Republican lawmaker Ben Kieckhefer has introduced a bill to create a body regulating the rapidly emerging esports industry.

Executive Director and Three Members in the Commission

Senator Ben Kieckhefer has introduced a bill to create the Nevada Esports Commission, which will regulate esports events with prizes of more than $1000. Thus, Nevada could become the first state to create a governing body for the flourishing esports market under the proposed legislation.
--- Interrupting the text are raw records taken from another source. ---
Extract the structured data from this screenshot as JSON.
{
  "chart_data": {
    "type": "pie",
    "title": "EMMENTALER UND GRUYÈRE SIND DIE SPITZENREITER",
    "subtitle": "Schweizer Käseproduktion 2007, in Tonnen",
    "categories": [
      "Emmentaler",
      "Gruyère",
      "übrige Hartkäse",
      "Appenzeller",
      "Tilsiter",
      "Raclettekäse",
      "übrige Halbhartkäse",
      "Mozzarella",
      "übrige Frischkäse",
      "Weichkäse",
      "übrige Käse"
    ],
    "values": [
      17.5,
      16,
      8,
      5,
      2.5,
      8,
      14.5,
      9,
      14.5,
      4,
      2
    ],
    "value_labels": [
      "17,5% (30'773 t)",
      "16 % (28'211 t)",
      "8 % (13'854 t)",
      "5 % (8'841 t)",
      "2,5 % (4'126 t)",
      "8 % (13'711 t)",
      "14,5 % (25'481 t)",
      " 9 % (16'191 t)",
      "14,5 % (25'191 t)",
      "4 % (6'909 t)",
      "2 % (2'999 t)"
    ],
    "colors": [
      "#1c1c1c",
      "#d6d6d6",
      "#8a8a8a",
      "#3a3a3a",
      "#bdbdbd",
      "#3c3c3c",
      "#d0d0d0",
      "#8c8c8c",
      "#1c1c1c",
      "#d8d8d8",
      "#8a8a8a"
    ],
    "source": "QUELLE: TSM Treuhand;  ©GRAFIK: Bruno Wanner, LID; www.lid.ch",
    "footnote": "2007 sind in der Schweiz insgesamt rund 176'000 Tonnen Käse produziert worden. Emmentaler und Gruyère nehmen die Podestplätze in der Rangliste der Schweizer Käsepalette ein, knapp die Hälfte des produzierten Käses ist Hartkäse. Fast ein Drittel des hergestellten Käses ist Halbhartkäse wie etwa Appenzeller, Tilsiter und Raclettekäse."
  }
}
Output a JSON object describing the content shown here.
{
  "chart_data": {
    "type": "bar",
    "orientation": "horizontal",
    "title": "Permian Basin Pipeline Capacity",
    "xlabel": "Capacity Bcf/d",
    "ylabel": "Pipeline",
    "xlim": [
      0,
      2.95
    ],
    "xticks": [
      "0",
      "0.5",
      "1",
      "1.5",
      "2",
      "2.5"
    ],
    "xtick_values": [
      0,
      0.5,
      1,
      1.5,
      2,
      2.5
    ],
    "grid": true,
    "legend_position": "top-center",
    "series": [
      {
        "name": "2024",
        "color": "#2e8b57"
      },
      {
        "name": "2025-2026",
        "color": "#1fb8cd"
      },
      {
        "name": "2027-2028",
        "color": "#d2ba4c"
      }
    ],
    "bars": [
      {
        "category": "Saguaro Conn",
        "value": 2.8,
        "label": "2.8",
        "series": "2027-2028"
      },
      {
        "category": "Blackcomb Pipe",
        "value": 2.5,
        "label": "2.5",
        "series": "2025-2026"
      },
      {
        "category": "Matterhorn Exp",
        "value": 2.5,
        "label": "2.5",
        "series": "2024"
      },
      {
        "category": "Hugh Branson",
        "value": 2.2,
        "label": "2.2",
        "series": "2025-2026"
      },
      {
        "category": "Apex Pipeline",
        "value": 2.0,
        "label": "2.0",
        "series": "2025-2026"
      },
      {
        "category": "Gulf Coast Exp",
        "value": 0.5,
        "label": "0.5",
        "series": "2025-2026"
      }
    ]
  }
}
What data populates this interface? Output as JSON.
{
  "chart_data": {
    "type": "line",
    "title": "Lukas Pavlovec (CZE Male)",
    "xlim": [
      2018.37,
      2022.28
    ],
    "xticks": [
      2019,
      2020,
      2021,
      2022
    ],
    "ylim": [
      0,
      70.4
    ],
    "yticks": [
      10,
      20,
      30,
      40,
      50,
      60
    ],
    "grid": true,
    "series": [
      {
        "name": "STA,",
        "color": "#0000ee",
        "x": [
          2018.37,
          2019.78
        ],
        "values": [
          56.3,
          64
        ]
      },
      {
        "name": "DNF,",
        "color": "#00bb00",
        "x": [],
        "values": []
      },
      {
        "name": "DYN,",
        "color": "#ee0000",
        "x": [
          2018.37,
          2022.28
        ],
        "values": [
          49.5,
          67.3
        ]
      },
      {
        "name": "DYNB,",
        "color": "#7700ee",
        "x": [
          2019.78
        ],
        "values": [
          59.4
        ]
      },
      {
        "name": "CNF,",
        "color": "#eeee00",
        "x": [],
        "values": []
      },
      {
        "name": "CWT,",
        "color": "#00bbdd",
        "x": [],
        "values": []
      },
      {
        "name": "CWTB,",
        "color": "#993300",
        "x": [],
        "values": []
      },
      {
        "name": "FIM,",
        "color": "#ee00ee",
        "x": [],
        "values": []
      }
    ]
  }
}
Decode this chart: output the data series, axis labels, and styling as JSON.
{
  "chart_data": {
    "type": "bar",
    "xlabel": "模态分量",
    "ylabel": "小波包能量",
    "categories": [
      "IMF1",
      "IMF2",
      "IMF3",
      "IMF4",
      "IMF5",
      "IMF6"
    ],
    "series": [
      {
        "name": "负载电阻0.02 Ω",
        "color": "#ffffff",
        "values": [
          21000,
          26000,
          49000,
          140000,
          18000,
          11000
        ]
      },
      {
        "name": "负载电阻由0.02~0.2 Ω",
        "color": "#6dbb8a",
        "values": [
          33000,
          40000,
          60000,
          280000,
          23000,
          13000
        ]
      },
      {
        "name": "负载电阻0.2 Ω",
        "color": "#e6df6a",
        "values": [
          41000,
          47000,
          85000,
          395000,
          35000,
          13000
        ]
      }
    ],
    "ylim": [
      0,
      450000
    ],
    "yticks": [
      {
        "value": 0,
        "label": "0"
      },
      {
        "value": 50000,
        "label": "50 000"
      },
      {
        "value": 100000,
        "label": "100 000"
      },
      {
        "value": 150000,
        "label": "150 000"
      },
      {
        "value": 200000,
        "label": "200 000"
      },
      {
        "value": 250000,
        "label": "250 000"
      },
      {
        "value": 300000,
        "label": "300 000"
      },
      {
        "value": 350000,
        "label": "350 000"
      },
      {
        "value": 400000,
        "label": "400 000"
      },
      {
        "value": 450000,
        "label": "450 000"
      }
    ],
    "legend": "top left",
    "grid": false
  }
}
Senate Bill 165 has been heard by the Senate Judiciary Committee and the authority is yet to take action on the bill. The document defines the term “Esports” as a contest of multiple players using video games. Kieckhefer’s ambition is the new governing body to go beyond the state’s borders and to regulate all video game titles.

The Nevada Esports Commission would be similar to the Nevada Athletic Commission, which governs boxing and mixed martial arts, and would consist of three members and an executive director appointed by the governor. The new authority would be created within the Nevada Department of Business and Industry.

Nevada Could Become US Leader in Esports

Players will be obliged to register before participating in any event with a reward exceeding $1,000. If the bill is approved, it will come into effect as of January 1, 2022.

“We can work with the industry to help them solve their problems and create a stable foundation for them to feel safe and happy in Las Vegas. I want them to know that the government here respects them, wants them to be here so that they set up shop here, operate here, create jobs in our community.”

The global esports industry features more than $1 billion in terms of revenue and an audience of above 443 million people, according to Forbes. If esports maintains its growth pace, it might become the number-one market in the world.

Although the bill does not deal with gambling, Milo Ocampo, founder of 8-Bit Esports, says that the regulatory body is a step toward standardized esports betting.

Former Gaming Control Board chair A.G. Burnett was the first one to propose the creation of an esports regulatory body to state government officials a few years ago. However, it did not gain much attention at that time.

Afterward, he discussed the idea with Kieckhefer, who is also the director of client relations at Nevada-based business law firm McDonald Carano, where Burnett is a partner. Both have agreed the proposal seems more plausible now as a way to revive the economy of Las Vegas in a post-pandemic world.